Artificial Intelligence on Pirated Books: Here's How MetaAI Trained Itself

The Greatest Art Theft in Human History, or How Meta Trained Its AI on Pirated Books. Legal Options Were Called “Unreasonably Expensive” and an “Extremely Slow” Process

Artificial Intelligence on Pirated Books: Here's How MetaAI Trained Itself

photo: Dado Ruvic / / FORUM

Artificial intelligence has been talked about for years. Although it is only today that we have the opportunity to interact with it more and more often. However, the need for huge amounts of high-quality texts turned out to be a big problem for training artificial intelligence.

Importantly, books are one of the most easily accessible sources of text. Unlike sites containing content optimized for search engines (SEO), they are a source of high quality. This is important because AI feeding on AI lowers its own quality , and after all, a lot of content on the web has already been generated by AI. Therefore, books from before 2020 provide a guarantee that they do not contain content created using it.

As revealed by The Atlantic, Mark Zuckerberg, CEO of Meta, approved the use of LibGen (short for “Library Genesis”), an illegal file repository that was the source of content used to train Meta's AI model. LibGen was created around 2008 in Russia, a system that contains over 7.5 million files with books and 81 million files with research papers. It is one of the largest online pirate libraries in the world, but useful for many students (and, as it turns out, not only them).

According to The Atlantic, Meta employees have talked to a number of companies about licensing the books for use in AI development, but the results have been disappointing. “It seems unreasonably expensive to me,” one employee wrote in an internal company chat. A senior manager on the Llama 3 team added that it would also be an “extremely slow” process.

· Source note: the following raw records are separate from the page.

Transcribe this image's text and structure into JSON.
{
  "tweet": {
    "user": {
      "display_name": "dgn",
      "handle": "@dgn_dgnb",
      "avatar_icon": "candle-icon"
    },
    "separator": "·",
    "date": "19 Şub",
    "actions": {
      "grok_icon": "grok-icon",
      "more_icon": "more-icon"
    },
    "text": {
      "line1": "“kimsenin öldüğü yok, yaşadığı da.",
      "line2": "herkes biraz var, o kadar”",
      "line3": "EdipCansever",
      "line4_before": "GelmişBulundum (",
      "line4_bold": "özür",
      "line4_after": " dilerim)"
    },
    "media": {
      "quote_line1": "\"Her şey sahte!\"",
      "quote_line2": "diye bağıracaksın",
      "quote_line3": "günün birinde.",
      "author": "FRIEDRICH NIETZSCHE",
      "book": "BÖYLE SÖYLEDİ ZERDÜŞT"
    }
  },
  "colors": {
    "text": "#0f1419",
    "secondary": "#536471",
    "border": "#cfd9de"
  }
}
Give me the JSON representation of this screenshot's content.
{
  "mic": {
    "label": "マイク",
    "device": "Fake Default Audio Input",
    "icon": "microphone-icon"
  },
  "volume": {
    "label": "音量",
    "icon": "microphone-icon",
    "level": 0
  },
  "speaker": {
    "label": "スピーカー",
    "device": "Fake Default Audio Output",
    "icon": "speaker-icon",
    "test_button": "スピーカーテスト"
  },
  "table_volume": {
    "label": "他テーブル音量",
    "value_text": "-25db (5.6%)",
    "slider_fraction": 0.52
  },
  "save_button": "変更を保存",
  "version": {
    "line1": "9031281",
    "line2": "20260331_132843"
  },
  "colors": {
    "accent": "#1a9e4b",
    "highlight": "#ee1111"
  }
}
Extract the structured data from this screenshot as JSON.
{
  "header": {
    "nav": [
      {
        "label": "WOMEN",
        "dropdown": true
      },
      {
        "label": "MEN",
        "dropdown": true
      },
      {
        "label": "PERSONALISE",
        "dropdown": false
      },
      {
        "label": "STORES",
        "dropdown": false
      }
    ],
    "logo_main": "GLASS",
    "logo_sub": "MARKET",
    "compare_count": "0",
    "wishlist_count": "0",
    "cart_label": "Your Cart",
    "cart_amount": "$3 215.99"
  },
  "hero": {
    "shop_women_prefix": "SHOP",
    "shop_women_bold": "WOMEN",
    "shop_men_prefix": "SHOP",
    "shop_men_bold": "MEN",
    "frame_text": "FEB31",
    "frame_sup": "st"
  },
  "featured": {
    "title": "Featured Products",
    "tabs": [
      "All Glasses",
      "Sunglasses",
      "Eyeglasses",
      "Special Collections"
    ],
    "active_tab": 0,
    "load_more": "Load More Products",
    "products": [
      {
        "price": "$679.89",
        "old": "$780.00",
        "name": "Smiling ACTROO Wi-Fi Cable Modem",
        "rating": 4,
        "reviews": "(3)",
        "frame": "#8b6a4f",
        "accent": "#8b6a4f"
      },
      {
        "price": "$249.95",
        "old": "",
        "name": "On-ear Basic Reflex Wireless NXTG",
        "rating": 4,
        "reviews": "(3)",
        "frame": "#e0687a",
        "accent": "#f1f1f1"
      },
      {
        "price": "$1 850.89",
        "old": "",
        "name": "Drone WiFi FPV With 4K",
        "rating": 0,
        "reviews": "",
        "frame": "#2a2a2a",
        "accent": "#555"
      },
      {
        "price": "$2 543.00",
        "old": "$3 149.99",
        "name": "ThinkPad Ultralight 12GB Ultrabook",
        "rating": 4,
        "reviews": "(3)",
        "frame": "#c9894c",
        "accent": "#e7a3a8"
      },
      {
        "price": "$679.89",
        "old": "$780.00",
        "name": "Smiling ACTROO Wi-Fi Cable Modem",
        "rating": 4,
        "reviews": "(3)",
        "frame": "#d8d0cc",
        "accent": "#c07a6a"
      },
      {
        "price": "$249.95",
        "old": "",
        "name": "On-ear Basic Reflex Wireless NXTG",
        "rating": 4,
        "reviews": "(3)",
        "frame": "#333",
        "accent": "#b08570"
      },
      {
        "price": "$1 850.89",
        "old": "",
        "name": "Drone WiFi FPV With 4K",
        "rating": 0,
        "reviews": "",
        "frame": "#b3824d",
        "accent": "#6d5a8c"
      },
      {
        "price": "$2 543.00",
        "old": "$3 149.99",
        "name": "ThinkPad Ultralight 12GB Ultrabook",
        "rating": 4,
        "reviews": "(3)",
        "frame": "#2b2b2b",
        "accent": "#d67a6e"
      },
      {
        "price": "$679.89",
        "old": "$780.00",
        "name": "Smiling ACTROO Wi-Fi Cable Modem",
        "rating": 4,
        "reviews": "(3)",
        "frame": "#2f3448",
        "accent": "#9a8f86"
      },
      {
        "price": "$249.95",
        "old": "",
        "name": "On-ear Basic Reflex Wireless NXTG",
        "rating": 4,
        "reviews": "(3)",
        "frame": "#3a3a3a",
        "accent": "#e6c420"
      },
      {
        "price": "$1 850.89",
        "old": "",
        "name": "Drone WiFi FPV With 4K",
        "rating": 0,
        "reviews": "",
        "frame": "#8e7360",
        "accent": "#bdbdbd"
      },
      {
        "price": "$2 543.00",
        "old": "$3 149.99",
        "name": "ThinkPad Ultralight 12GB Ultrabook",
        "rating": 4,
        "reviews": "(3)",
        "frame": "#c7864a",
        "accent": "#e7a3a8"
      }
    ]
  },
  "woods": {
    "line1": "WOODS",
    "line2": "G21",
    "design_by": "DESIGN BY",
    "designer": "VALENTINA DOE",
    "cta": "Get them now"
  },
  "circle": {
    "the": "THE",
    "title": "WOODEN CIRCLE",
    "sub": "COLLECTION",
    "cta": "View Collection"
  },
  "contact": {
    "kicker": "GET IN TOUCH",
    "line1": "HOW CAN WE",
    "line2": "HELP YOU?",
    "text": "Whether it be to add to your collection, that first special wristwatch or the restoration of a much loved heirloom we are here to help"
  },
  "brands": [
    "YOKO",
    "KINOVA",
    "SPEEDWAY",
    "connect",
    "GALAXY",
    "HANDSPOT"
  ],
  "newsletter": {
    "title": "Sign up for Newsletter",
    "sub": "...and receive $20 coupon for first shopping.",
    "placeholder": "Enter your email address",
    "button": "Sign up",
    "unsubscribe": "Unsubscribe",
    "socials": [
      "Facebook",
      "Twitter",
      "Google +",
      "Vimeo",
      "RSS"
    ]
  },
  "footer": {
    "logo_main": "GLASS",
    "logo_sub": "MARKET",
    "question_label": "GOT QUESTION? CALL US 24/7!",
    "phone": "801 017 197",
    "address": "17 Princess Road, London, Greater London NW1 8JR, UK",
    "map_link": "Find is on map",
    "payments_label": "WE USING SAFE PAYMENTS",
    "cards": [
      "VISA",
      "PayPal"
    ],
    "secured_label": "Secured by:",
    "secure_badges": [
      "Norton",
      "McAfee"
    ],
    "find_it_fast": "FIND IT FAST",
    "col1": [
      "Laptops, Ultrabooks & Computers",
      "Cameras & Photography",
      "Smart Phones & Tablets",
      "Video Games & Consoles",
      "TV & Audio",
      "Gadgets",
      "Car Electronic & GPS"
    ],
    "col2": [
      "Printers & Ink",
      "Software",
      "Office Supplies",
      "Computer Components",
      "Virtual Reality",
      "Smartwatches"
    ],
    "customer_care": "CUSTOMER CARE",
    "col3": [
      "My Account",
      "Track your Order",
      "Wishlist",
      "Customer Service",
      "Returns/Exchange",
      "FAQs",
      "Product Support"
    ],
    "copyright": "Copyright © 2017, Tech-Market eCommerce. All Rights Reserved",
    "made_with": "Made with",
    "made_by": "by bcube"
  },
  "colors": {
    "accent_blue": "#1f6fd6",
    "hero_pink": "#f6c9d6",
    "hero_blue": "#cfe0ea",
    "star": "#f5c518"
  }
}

After the case came to light, author communities from all over the world want to sue Meta. French publishers and authors announced such a plan in March 2025. Vincent Montagne, president of the National Association of Publishers, accused Meta of “non-respect of copyright and parasitism” during a press conference. In Poland, the Literary Union (an association defending authors' rights)
also encourages authors to check The Atlantic's database.

– We are dealing with the greatest theft of works in the history of mankind. Theft that governments allow. Even the European Union, despite the efforts of organizations associating creators, such as the European Writers Council, is reacting below expectations. The power of the so-called big tech is overwhelming for now. And yet piracy is theft that should be punished – says Grażyna Plebanek, a writer involved in the activities of the Literary Union, quoted by “Gazeta Wyborcza”.